A tangent, if I may - the Universal Monsters are something of a boyhood classic. Kids may not see the movies, but they know the characters - the movies weave together existing novels and folk tales into a single branded experience. In many ways, it's like the boy equivalent of Disney Princesses in that a major company has managed to reformat something from the public domain into a cohesive, marketable property. Unlike the Disney ladies, Universal is struggling to really reboot them into something viable on the big screen or to truly grow the property beyond 1954. Dads more than sons seem to be drawn to the property, and their legacy has given us other toys from companies like LEGO which are inspired by the movies, but clearly not licensed products. A pity, as Universal Monsters LEGO would be just a giddy treat.
But I digress. Monsters! I like 'em. Generally speaking anyone who makes something with this property gives us something cool - Sideshow Toys (before Sideshow Collectibles) used to sell into Target and made stunning larger-sized all-plastic figures in the late 1990s. Hasbro had some nice figures. Playmates had some nice figures. It's one of those properties which, frankly, should be a lot more popular but each movie tends to only bring one or two new characters - in the case of the Gill Man, Funko got two - there's a glow in the dark chase variant which I really wish I had. (A pity.) This figure is molded in green with a light green belly, yellow eyes, and a red mouth - it's simple. It works, and it's clean.
A minor sculpt problem I'm having is the legs are bowing out a bit. The Bride of Frankenstein has this pretty bad, the slight case of the Creature's bow-leggedness looks like it can be fixed but it's still a little surprising. The sculpt itself is quite good, with bumpy (but not too bumpy) skin. The fingers are really small and pointy, and I would dare say his hands and feet are a little too fine and a little too good for the 1980s style of toy. Gill Man has fins on the back of his spine, forearms, and on the back of his legs which I wouldn't have expected - it's a nice touch, but again, it's a little too good. It's a strange thing to talk up but it's an interesting mix of the 1980s and what I assume a modern figure might look like at this size. I love the head sculpt - they couldn't have done a better job there. The yellow eyes are painted in such a way that it really does feel like it came out of a factory in 1981, and the mostly unpainted body helps sell the illusion.
I did not anticipate the need for this kind of figure because of the Remco and Burger King figures released earlier, but here we are - and it's a nice one. BK's figure is too large, and Remco's is a little on the ugly side - not that this hurts it one bit. Heck, McFarlane's Monsters 3 3/4-inch figure/playset line is pretty great too for a non-licensed fish man figure. The Black Lagoon's waters are hardly uncharted, and each new take on him tends to offer something new and interesting. Well... usually. I can't really argue that there's anything new here, but I will say being able to snag a figure like this for ten bucks rubs me the right way. It's charming!

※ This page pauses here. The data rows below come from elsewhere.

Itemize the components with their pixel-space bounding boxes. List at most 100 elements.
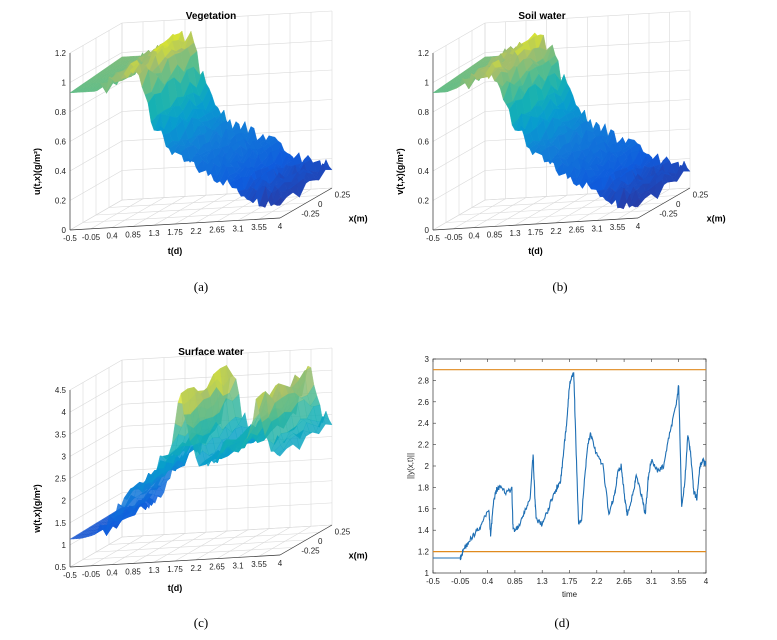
x-tick-label: -0.05 bbox=[451, 577, 470, 586]
z-tick-label: 0.4 bbox=[418, 167, 430, 176]
x-tick-label: 0 bbox=[676, 200, 681, 209]
y-tick-label: 1 bbox=[425, 569, 430, 578]
t-tick-label: 3.1 bbox=[232, 561, 244, 570]
t-tick-label: 0.4 bbox=[106, 569, 118, 578]
t-tick-label: -0.5 bbox=[426, 234, 440, 243]
y-tick-label: 1.8 bbox=[418, 483, 430, 492]
surface-facet bbox=[276, 197, 287, 206]
surface-facet bbox=[276, 448, 288, 457]
panel-caption: (a) bbox=[194, 279, 208, 294]
y-tick-label: 1.2 bbox=[418, 548, 430, 557]
z-tick-label: 0.2 bbox=[418, 197, 430, 206]
z-axis-label: v(t,x)(g/m²) bbox=[395, 148, 405, 195]
x-tick-label: -0.25 bbox=[301, 210, 320, 219]
surface-facet bbox=[634, 198, 645, 208]
x-tick-label: 2.65 bbox=[616, 577, 632, 586]
panel-d-norm-line-chart: 1 1.2 1.4 1.6 1.8 2 2.2 2.4 2.6 2.8 3 -0.5 -0.05 0.4 0… bbox=[406, 355, 709, 630]
x-axis-line bbox=[279, 187, 333, 219]
t-tick-label: -0.5 bbox=[63, 234, 77, 243]
z-tick-label: 3 bbox=[62, 452, 67, 461]
t-tick-label: 1.3 bbox=[509, 229, 521, 238]
x-tick-label: 0.25 bbox=[693, 190, 709, 199]
z-tick-label: 2.5 bbox=[55, 475, 67, 484]
t-tick-label: -0.05 bbox=[82, 233, 101, 242]
t-tick-label: 2.2 bbox=[190, 227, 202, 236]
x-tick-label: 3.55 bbox=[671, 577, 687, 586]
x-tick-label: 0.4 bbox=[482, 577, 494, 586]
t-tick-label: 0.4 bbox=[468, 232, 480, 241]
x-tick-label: 1.75 bbox=[562, 577, 578, 586]
t-tick-label: 3.55 bbox=[610, 223, 626, 232]
z-tick-label: 0.6 bbox=[418, 138, 430, 147]
y-tick-label: 1.4 bbox=[418, 526, 430, 535]
y-tick-label: 3 bbox=[425, 355, 430, 364]
x-axis-line bbox=[637, 187, 691, 219]
x-tick-label: 2.2 bbox=[591, 577, 603, 586]
x-tick-label: -0.5 bbox=[426, 577, 440, 586]
t-tick-label: 2.65 bbox=[209, 226, 225, 235]
z-tick-label: 0.8 bbox=[55, 108, 67, 117]
y-tick-label: 2 bbox=[425, 462, 430, 471]
series-line-norm bbox=[433, 372, 707, 561]
panel-title: Soil water bbox=[518, 11, 565, 22]
t-tick-label: 1.3 bbox=[148, 229, 160, 238]
z-tick-label: 1 bbox=[62, 79, 67, 88]
t-tick-label: -0.5 bbox=[63, 571, 77, 580]
t-tick-label: 2.65 bbox=[569, 226, 585, 235]
floor-gridline bbox=[445, 210, 652, 223]
t-axis-line bbox=[69, 554, 281, 568]
z-tick-label: 0.6 bbox=[55, 138, 67, 147]
t-tick-label: 3.1 bbox=[591, 224, 603, 233]
z-tick-label: 0.2 bbox=[55, 197, 67, 206]
x-tick-label: 0 bbox=[318, 537, 323, 546]
y-tick-label: 1.6 bbox=[418, 505, 430, 514]
x-tick-label: 3.1 bbox=[646, 577, 658, 586]
z-tick-label: 0 bbox=[425, 226, 430, 235]
t-tick-label: 4 bbox=[278, 222, 283, 231]
panel-caption: (c) bbox=[194, 615, 208, 630]
t-axis-line bbox=[432, 217, 639, 231]
t-axis-label: t(d) bbox=[168, 583, 183, 593]
panel-a-vegetation: 0 0.2 0.4 0.6 0.8 1 1.2 -0.5 -0.05 0.4 0.85 1.3 1.75… bbox=[32, 10, 368, 294]
x-axis-label: x(m) bbox=[349, 214, 368, 224]
z-tick-label: 1.5 bbox=[55, 519, 67, 528]
z-tick-label: 4.5 bbox=[55, 386, 67, 395]
x-tick-label: -0.25 bbox=[301, 547, 320, 556]
x-tick-label: 1.3 bbox=[537, 577, 549, 586]
z-tick-label: 1.2 bbox=[55, 49, 67, 58]
t-tick-label: -0.05 bbox=[82, 570, 101, 579]
t-axis-label: t(d) bbox=[528, 246, 543, 256]
floor-gridline bbox=[82, 210, 294, 223]
z-tick-label: 1 bbox=[62, 541, 67, 550]
y-tick-label: 2.2 bbox=[418, 441, 430, 450]
t-tick-label: 0.85 bbox=[487, 230, 503, 239]
t-axis-line bbox=[69, 217, 281, 231]
z-axis-label: w(t,x)(g/m²) bbox=[32, 484, 42, 534]
t-tick-label: 2.2 bbox=[190, 564, 202, 573]
z-tick-label: 0.8 bbox=[418, 108, 430, 117]
floor-gridline bbox=[82, 547, 294, 560]
floor-gridline bbox=[108, 532, 320, 545]
z-tick-label: 2 bbox=[62, 497, 67, 506]
x-tick-label: 0.85 bbox=[507, 577, 523, 586]
panel-c-surface-water: 0.5 1 1.5 2 2.5 3 3.5 4 4.5 -0.5 -0.05 0.4 0.85 1.3 1.… bbox=[32, 347, 368, 630]
z-tick-label: 0 bbox=[62, 226, 67, 235]
t-tick-label: 1.75 bbox=[528, 228, 544, 237]
floor-gridline bbox=[95, 202, 307, 216]
t-tick-label: 2.65 bbox=[209, 563, 225, 572]
z-axis-label: u(t,x)(g/m²) bbox=[32, 148, 42, 195]
z-tick-label: 0.5 bbox=[55, 563, 67, 572]
x-tick-label: 4 bbox=[704, 577, 709, 586]
panel-caption: (d) bbox=[554, 615, 569, 630]
z-tick-label: 0.4 bbox=[55, 167, 67, 176]
t-tick-label: 1.75 bbox=[167, 565, 183, 574]
t-tick-label: 4 bbox=[278, 559, 283, 568]
t-axis-label: t(d) bbox=[168, 246, 183, 256]
t-tick-label: -0.05 bbox=[444, 233, 463, 242]
panel-title: Surface water bbox=[178, 347, 244, 358]
panel-b-soil-water: 0 0.2 0.4 0.6 0.8 1 1.2 -0.5 -0.05 0.4 0.85 1.3 1.75… bbox=[395, 10, 726, 294]
panel-caption: (b) bbox=[552, 279, 567, 294]
y-tick-label: 2.6 bbox=[418, 398, 430, 407]
panel-title: Vegetation bbox=[186, 11, 237, 22]
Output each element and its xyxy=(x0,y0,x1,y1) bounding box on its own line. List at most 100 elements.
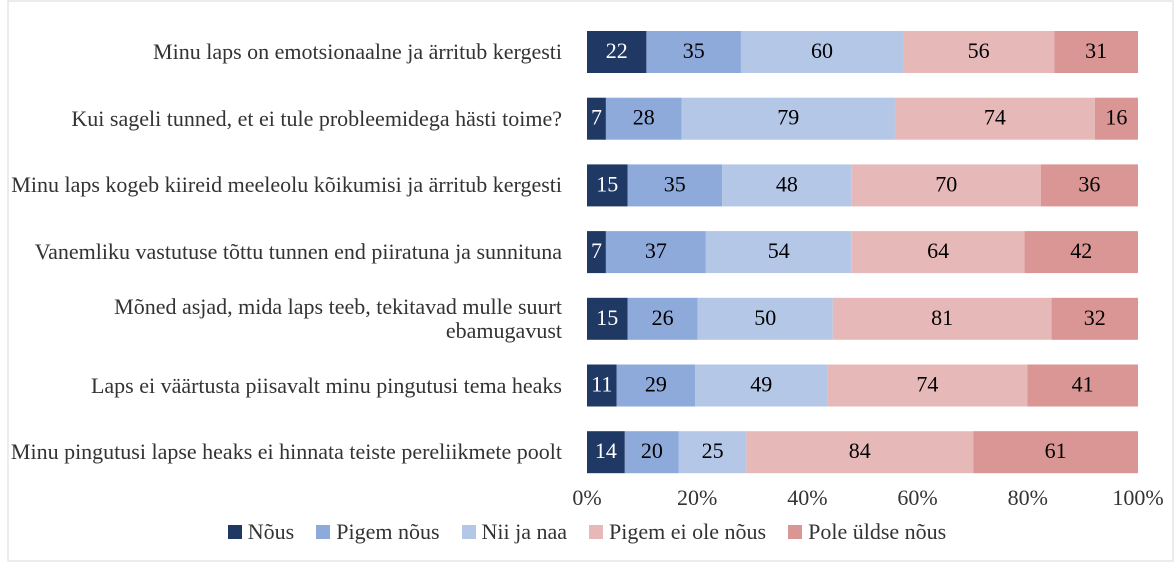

I was very happy to order these at my place of work (you can order some here) they're just wonderful. He stands, he sits, and his hands can't hold accessories - just the way the toy gods intended. Universal Monsters seems to be a fun line to collect mostly because of the breadth of products without the nasty depth plaguing things like Star Wars. If you buy this (and more) figures based on this character, you'll amass quite an amazing selection of toys, statues, and knick-knacks that span decades without the weight of a really ridiculous franchise collection. As such, I say if you like the Creature, or this style of figure, or just like the idea of having a nice set of monster toys this is a good one. Come back tomorrow to look at another monster, because it's Halloween and I can get away with this kind of a thing.
One more thing - while I love the layout of the packaging, the tactile feeling is strange. If you're the kind of person who gets mad about ink from comic books or video game manuals coming off on your hands, that's how the Universal Monsters ReAction (and only the Monsters, oddly) feel - there's a stickiness to them I can't recall ever coming across in any of the toys I've since purchased. As such, be sure to order online before anyone gets their grubby mitts on it, or examine it carefully in stores. A few years from now I assume you'll want to get a good close look at any of these unless there's a running change in materials down the line. Don't let this deter you from getting one, but if you're a carded collector it's something to be concerned over.